Let me offer the explanation that hopefully can unify the different perceptions people have.
@hzhao2004, @Postmodern, first, I do believe about 30% of 2400 SATers can get into Harvard. I remember quotes where 2/3 or 3/4 of those are rejected? I suppose the rest get accepted.
However, the key issue of using 30% in the way that you guys used is that the population of the 2400 SATers is not a homogenous group. That @mikemac had already mentioned in the other thread. Thus some of those may have 2400 and be STS finalist. Their probability can be 80%+. Some may have 2400 as the only calling card. Their probability may be 5% or less. That’s the hidden information (let’s denote with A) that the number 30% does not comprehend. Now let B be the event of a particular person in the group getting into Yale and C be the event of getting into Harvard. Then B, C will be correlated because both B and C will be affected by A (whether the applicant is “STS” or “nobody”) to some extent.

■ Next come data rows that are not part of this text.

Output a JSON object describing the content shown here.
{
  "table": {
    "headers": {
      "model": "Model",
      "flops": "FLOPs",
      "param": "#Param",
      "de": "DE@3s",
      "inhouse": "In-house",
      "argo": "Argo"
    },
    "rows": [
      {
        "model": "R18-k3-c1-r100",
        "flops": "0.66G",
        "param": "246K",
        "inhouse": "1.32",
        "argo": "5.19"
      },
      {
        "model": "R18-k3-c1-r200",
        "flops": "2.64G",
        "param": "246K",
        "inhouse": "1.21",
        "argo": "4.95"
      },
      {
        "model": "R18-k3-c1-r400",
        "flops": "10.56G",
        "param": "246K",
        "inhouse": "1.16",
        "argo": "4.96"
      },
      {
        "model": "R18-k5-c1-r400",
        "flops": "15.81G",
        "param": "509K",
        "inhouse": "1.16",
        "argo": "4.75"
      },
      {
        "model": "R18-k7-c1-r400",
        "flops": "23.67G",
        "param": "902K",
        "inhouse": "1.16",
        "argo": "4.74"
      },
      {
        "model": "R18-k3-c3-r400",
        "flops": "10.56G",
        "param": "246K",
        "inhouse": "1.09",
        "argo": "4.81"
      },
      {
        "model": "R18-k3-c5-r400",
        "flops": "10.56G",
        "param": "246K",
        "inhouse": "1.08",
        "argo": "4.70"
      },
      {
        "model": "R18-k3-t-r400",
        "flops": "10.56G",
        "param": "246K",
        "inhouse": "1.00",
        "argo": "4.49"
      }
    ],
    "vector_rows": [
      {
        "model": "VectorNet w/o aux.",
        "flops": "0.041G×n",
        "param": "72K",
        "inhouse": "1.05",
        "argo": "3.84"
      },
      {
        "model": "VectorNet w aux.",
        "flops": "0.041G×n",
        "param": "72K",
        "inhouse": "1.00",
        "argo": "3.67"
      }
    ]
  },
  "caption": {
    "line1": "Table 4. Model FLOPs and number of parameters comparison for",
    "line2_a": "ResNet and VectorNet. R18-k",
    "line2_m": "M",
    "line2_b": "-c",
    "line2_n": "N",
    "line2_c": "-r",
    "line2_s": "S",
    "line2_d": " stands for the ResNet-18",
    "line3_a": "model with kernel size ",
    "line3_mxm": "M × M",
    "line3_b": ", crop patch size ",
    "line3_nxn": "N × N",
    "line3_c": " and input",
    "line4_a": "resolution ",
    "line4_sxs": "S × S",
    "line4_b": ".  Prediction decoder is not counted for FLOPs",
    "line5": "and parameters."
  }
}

Now there is actually way to make B and C to be completely independent in the statistical analysis. How? By removing the effect of A. That is, considering only the sub population which is completely homogenous which means everyone in the population has completely the same credential. Of course then admission can’t differentiate between you and your twins and the decision will be random and independent between B and C. But the probablity of occurance for the smaller pool could be drastically different too from the 30% of the bigger pool.
So as a summary, the only time the independence can be used in this analysis is when the pool consists of “identical” people.